Hi,
I've noticed that the web interface can be really slow to bring up the
git log of individual files/directories. It's not so noticable on small
repos, but for example, on this repo/directory [1] I measured it with a
stopwatch a few times and it takes ~40 seconds for the log to appear.
Viewing the entire log for a branch is as fast as expected. As is
viewing the log for a directory where there are enough entries for it to
split it into multiple pages [2].
Is it perhaps waiting until there's a pageful of log entries or the
entire log has been traversed (whichever comes first) before displaying
any results?
- Oskari
[1]: https://git.sr.ht/~xxc3nsoredxx/portage/tree/master/item/.builds
[2]: https://git.sr.ht/~xxc3nsoredxx/portage/tree/master/item/bin
On Sat, Jul 15, 2023 at 14:04:24 +0200, Drew DeVault wrote:
> This is just a matter of this git operation being expensive. It's slow
> when you run git on localhost, too.
Fair enough.
I suppose something like GitHub is able to precompute/cache results like
that which makes it much faster. Or maybe it's javascript trickery to
make it look faster by continuously feeding data. Maybe a bit of both.

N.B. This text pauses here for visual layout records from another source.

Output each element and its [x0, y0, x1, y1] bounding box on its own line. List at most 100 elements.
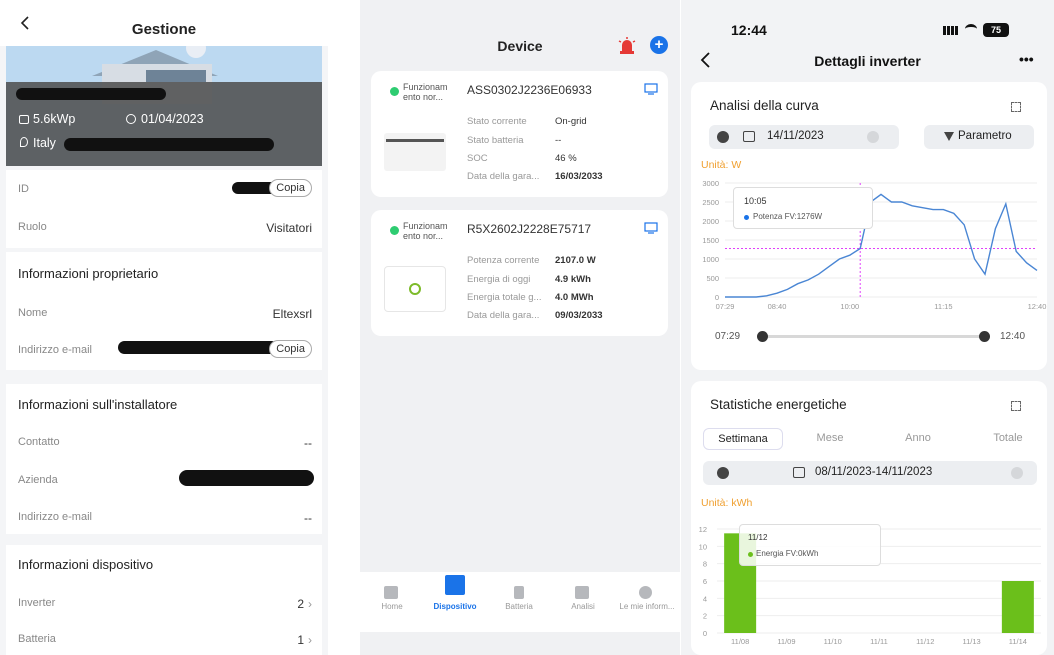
period-segmented-control: Settimana Mese Anno Totale [703, 428, 1039, 452]
inverter-row[interactable]: Inverter 2 › [18, 597, 312, 617]
add-device-icon[interactable]: + [650, 36, 668, 54]
tooltip-text: Potenza FV:1276W [753, 212, 823, 221]
device-card[interactable]: Funzionam ento nor... ASS0302J2236E06933… [371, 71, 668, 197]
battery-device-image [384, 133, 446, 171]
tab-label: Analisi [571, 602, 595, 611]
inverter-count: 2 › [297, 597, 312, 611]
tab-label: Le mie inform... [619, 602, 675, 611]
x-tick-label: 11:15 [934, 302, 952, 311]
inverter-device-image [384, 266, 446, 312]
legend-dot-icon [748, 552, 753, 557]
bar-tooltip: 11/12 Energia FV:0kWh [739, 524, 881, 566]
time-range-slider[interactable]: 07:29 12:40 [715, 326, 1035, 350]
screenshot-collage: Gestione 5.6kWp 01/04/2023 Italy ID Copi… [0, 0, 1054, 655]
profile-icon [639, 586, 652, 599]
y-tick-label: 2 [703, 612, 707, 621]
monitor-icon[interactable] [644, 83, 658, 95]
chart-tooltip: 10:05 Potenza FV:1276W [733, 187, 873, 229]
status-dot-icon [390, 226, 399, 235]
page-title: Dettagli inverter [814, 53, 921, 69]
tooltip-text: Energia FV:0kWh [756, 549, 819, 558]
contact-row: Contatto -- [18, 436, 312, 456]
y-tick-label: 2000 [702, 217, 719, 226]
range-end-handle[interactable] [979, 331, 990, 342]
unit-label: Unità: kWh [701, 497, 753, 509]
alarm-icon[interactable] [617, 36, 637, 56]
unit-label: Unità: W [701, 159, 742, 171]
y-tick-label: 10 [699, 542, 707, 551]
redacted-company [179, 470, 314, 486]
analysis-icon [575, 586, 589, 599]
device-serial: ASS0302J2236E06933 [467, 83, 592, 97]
installer-section-title: Informazioni sull'installatore [18, 397, 178, 412]
device-status: Funzionam ento nor... [403, 221, 448, 241]
y-tick-label: 500 [706, 274, 719, 283]
owner-section-title: Informazioni proprietario [18, 266, 159, 281]
y-tick-label: 4 [703, 594, 707, 603]
calendar-icon [793, 467, 805, 478]
copy-email-button[interactable]: Copia [269, 340, 312, 358]
parameter-button[interactable]: Parametro [924, 125, 1034, 149]
tab-year[interactable]: Anno [883, 432, 953, 444]
x-tick-label: 08:40 [768, 302, 787, 311]
installer-email-label: Indirizzo e-mail [18, 511, 92, 523]
date-selector: 14/11/2023 [709, 125, 899, 149]
company-row: Azienda [18, 470, 314, 494]
curve-date[interactable]: 14/11/2023 [767, 130, 824, 142]
header: Gestione [0, 0, 328, 46]
account-section: ID Copia Ruolo Visitatori [6, 170, 322, 248]
owner-email-row: Indirizzo e-mail Copia [18, 340, 312, 364]
email-label: Indirizzo e-mail [18, 344, 92, 356]
fullscreen-icon[interactable] [1011, 102, 1021, 112]
tab-month[interactable]: Mese [795, 432, 865, 444]
fullscreen-icon[interactable] [1011, 401, 1021, 411]
installer-section: Informazioni sull'installatore Contatto … [6, 384, 322, 534]
y-tick-label: 0 [715, 293, 719, 302]
device-info-section: Informazioni dispositivo Inverter 2 › Bat… [6, 545, 322, 655]
tab-total[interactable]: Totale [973, 432, 1043, 444]
x-tick-label: 11/14 [1009, 637, 1027, 646]
name-label: Nome [18, 307, 48, 319]
status-dot-icon [390, 87, 399, 96]
monitor-icon[interactable] [644, 222, 658, 234]
id-row: ID Copia [18, 179, 312, 203]
field-value: -- [555, 135, 562, 146]
energy-bar [1001, 581, 1034, 633]
field-label: Stato batteria [467, 135, 524, 146]
more-options-icon[interactable]: ••• [1019, 51, 1034, 67]
prev-range-icon[interactable] [717, 467, 729, 479]
field-value: On-grid [555, 116, 587, 127]
device-card[interactable]: Funzionam ento nor... R5X2602J2228E75717… [371, 210, 668, 336]
tab-week[interactable]: Settimana [703, 428, 783, 450]
field-value: 09/03/2033 [555, 310, 603, 321]
redacted-email [118, 341, 278, 354]
stats-date-range[interactable]: 08/11/2023-14/11/2023 [815, 466, 932, 478]
device-section-title: Informazioni dispositivo [18, 557, 154, 572]
device-status: Funzionam ento nor... [403, 82, 448, 102]
x-tick-label: 12:40 [1028, 302, 1047, 311]
prev-date-icon[interactable] [717, 131, 729, 143]
id-label: ID [18, 183, 29, 195]
copy-id-button[interactable]: Copia [269, 179, 312, 197]
range-end: 12:40 [1000, 331, 1026, 342]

I'll take "usable in links(1)" over "bogged down by javascript" any day
though ;)
- Oskari
On Sun, Jul 16, 2023, at 00:54, Oskari Pirhonen wrote:
> On Sat, Jul 15, 2023 at 14:04:24 +0200, Drew DeVault wrote:
>> This is just a matter of this git operation being expensive. It's slow
>> when you run git on localhost, too.
>
> Fair enough.
>
> I suppose something like GitHub is able to precompute/cache results like
> that which makes it much faster. Or maybe it's javascript trickery to
> make it look faster by continuously feeding data. Maybe a bit of both.
They cache. The reason Git's slow here is that it doesn't store what files are changed in a given commit, so you have to repeatedly load a commit, check whether the file was modified by loading all intermediate trees and then comparing shas, noting the history if it's different, and then repeating for any parent commits, until the file finally isn't in the history. There are tons of no-ops in that sequence, and lots of unpredictable disk seeks and disk reads.
What e.g. Kiln used to do was just log, during push, what files were touched by what commit, and then generate the file history via database query (rather than Git). GitHub does something similar. There's definitely nuance to this (file history is head-specific, force pushes can *delete* history, etc.), but it's tractable, fairly straightforward, and worth it if you're dealing with large repos or lots of file history views (especially if you want to have quick access to blame, which otherwise is everything I just said, *plus* repeated diff checks).
I'm not volunteering to do any of that, but there are pretty big wins to that approach if someone is motivated, and it's the reason your GitHub experience is so much faster. No JavaScript trickery; just plain old caching.